The revised scheme will run for a further year, until March 2024, and is described by the government as striking “a balance between supporting businesses over the next 12 months and limiting taxpayer’s exposure to volatile energy markets, with a cap set at £5.5 billion based on estimated volumes”.
For the majority of businesses in Great Britain and Northern Ireland, the maximum discounts have been set at £6.97 per megawatt hour (MWh) for gas and £19.61 per MWh for electricity. There is a price threshold, however, which means businesses can only benefit from the scheme when energy costs reach £107 per MWh for gas and £302 per MWh for electricity.
Under the new scheme, the government says a typical pub using 16 MWh of gas and 4 MWh of electricity each month, could save up to £2,280 in the 23/24 financial year.

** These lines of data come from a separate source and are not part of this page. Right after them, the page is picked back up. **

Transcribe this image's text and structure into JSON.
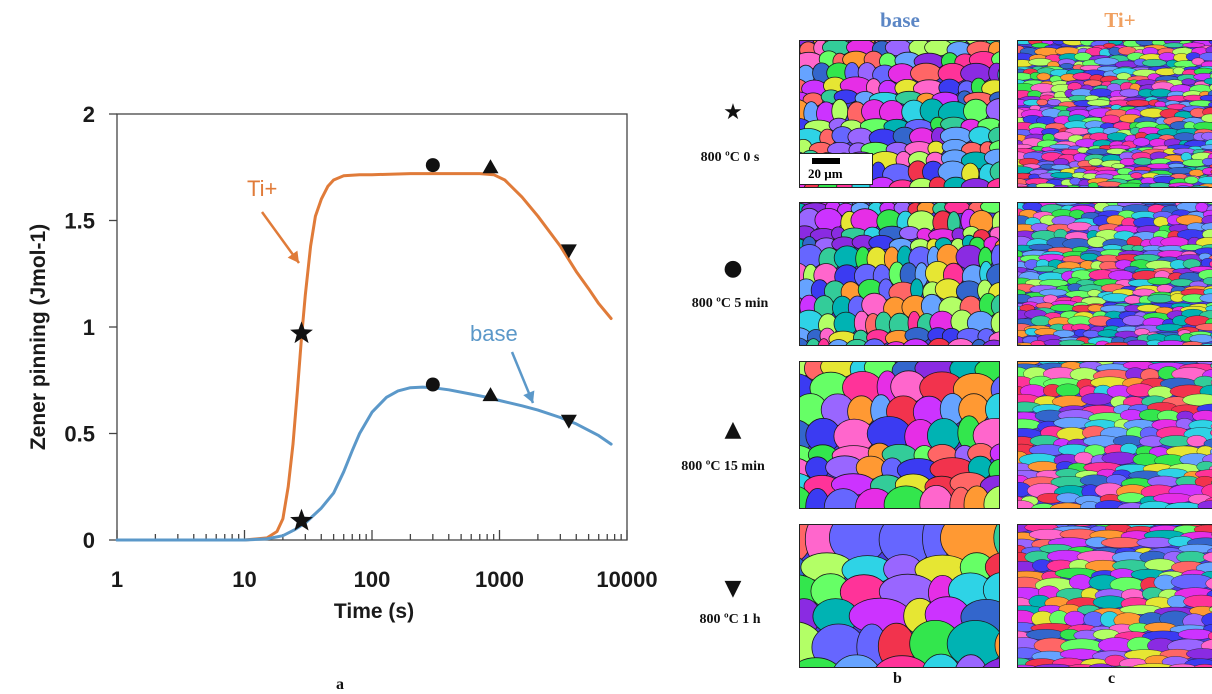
{
  "chart_data": {
    "type": "line",
    "xlabel": "Time (s)",
    "ylabel": "Zener pinning (Jmol-1)",
    "x_scale": "log",
    "xlim": [
      1,
      10000
    ],
    "ylim": [
      0,
      2
    ],
    "x_ticks": [
      "1",
      "10",
      "100",
      "1000",
      "10000"
    ],
    "y_ticks": [
      "0",
      "0.5",
      "1",
      "1.5",
      "2"
    ],
    "grid": false,
    "series": [
      {
        "name": "Ti+",
        "color": "#e07b39",
        "x": [
          1,
          10,
          15,
          18,
          20,
          22,
          24,
          26,
          28,
          30,
          33,
          36,
          40,
          45,
          50,
          60,
          80,
          100,
          200,
          300,
          500,
          700,
          900,
          1100,
          1500,
          2000,
          3000,
          4000,
          5000,
          6000,
          7500
        ],
        "y": [
          0,
          0,
          0.01,
          0.04,
          0.1,
          0.25,
          0.45,
          0.7,
          0.95,
          1.15,
          1.38,
          1.52,
          1.6,
          1.66,
          1.69,
          1.71,
          1.715,
          1.715,
          1.72,
          1.72,
          1.72,
          1.72,
          1.715,
          1.69,
          1.61,
          1.52,
          1.38,
          1.26,
          1.18,
          1.11,
          1.04
        ]
      },
      {
        "name": "base",
        "color": "#5b98c9",
        "x": [
          1,
          10,
          15,
          20,
          25,
          30,
          40,
          50,
          60,
          70,
          80,
          100,
          130,
          160,
          200,
          250,
          300,
          400,
          600,
          800,
          1000,
          1500,
          2000,
          3000,
          4000,
          5000,
          6000,
          7500
        ],
        "y": [
          0,
          0,
          0.005,
          0.02,
          0.05,
          0.08,
          0.15,
          0.22,
          0.32,
          0.42,
          0.5,
          0.6,
          0.67,
          0.7,
          0.715,
          0.718,
          0.715,
          0.705,
          0.685,
          0.67,
          0.655,
          0.63,
          0.61,
          0.575,
          0.545,
          0.515,
          0.49,
          0.45
        ]
      }
    ],
    "markers": [
      {
        "symbol": "star",
        "x": 28,
        "y": 0.97
      },
      {
        "symbol": "circle",
        "x": 300,
        "y": 1.76
      },
      {
        "symbol": "triangle-up",
        "x": 850,
        "y": 1.75
      },
      {
        "symbol": "triangle-down",
        "x": 3500,
        "y": 1.36
      },
      {
        "symbol": "star",
        "x": 28,
        "y": 0.09
      },
      {
        "symbol": "circle",
        "x": 300,
        "y": 0.73
      },
      {
        "symbol": "triangle-up",
        "x": 850,
        "y": 0.68
      },
      {
        "symbol": "triangle-down",
        "x": 3500,
        "y": 0.56
      }
    ]
  },
  "panel_labels": {
    "a": "a",
    "b": "b",
    "c": "c"
  },
  "columns": {
    "base": "base",
    "ti": "Ti+"
  },
  "column_colors": {
    "base": "#5b86c5",
    "ti": "#f0a060"
  },
  "rows": [
    {
      "marker": "★",
      "label": "800 ºC 0 s"
    },
    {
      "marker": "●",
      "label": "800 ºC 5 min"
    },
    {
      "marker": "▲",
      "label": "800 ºC 15 min"
    },
    {
      "marker": "▼",
      "label": "800 ºC 1 h"
    }
  ],
  "scale_bar": "20 µm"
}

The current Energy Bill Relief Scheme, introduced in October, caps the cost of gas and electricity for all businesses until the end of March but has been criticised as being “unsustainably expensive”. It is estimated the scheme will cost £18.4bn when it expires.
Support has decreased due to wholesale energy prices falling sharply in the past few months. They are now at a lower level than they were before Russia’s invasion of Ukraine, however, they are still three to four times higher than their long-term average.
The reduced government support came as no surprise to many. Howard Weston, commercial energy broker for Midland Business Solutions, says: “It is in line with the domestic price cap, both are scaled-back versions of the original, which I think everyone was expecting. Hopefully, with current prices falling, for any newly arranged contracts, the smaller amount of energy bill relief will be countered by the reduced cost of the contract.
“It’s not ideal in any shape or form as businesses will still be seeing increases of up to 300%, which we all know will result in many businesses simply becoming unviable. Tough times are ahead but hopefully, we will see wholesome energy prices drop for a sustained period, which is the only long-term solution for both businesses and the government.”
Andrew Crook, president of the NFFF, welcomed the certainty that the year-long support offers, saying: “The government doesn’t have a lot of money and the scale of this issue has grown so big, there’s only so much they can do. But at least we have a longer view so we know what we are facing. It was absolutely ridiculous coming into January with no idea what was happening after March. How can you run a business like that?
“We still need a longer-term strategy for hospitality. You’ve got to give entrepreneurs and small businesses the headroom for growth or at least see there is room for growth on the other side of this.”
As with the original scheme, suppliers will automatically apply reductions to the bills of businesses on existing fixed price contracts that were agreed on or after 1st December 2021, those signing new fixed price contracts, on deemed/out of contract or standard variable tariffs, on flexible purchase or similar contracts, and on variable ‘Day Ahead Index’ (DAI) tariffs (Northern Ireland scheme only).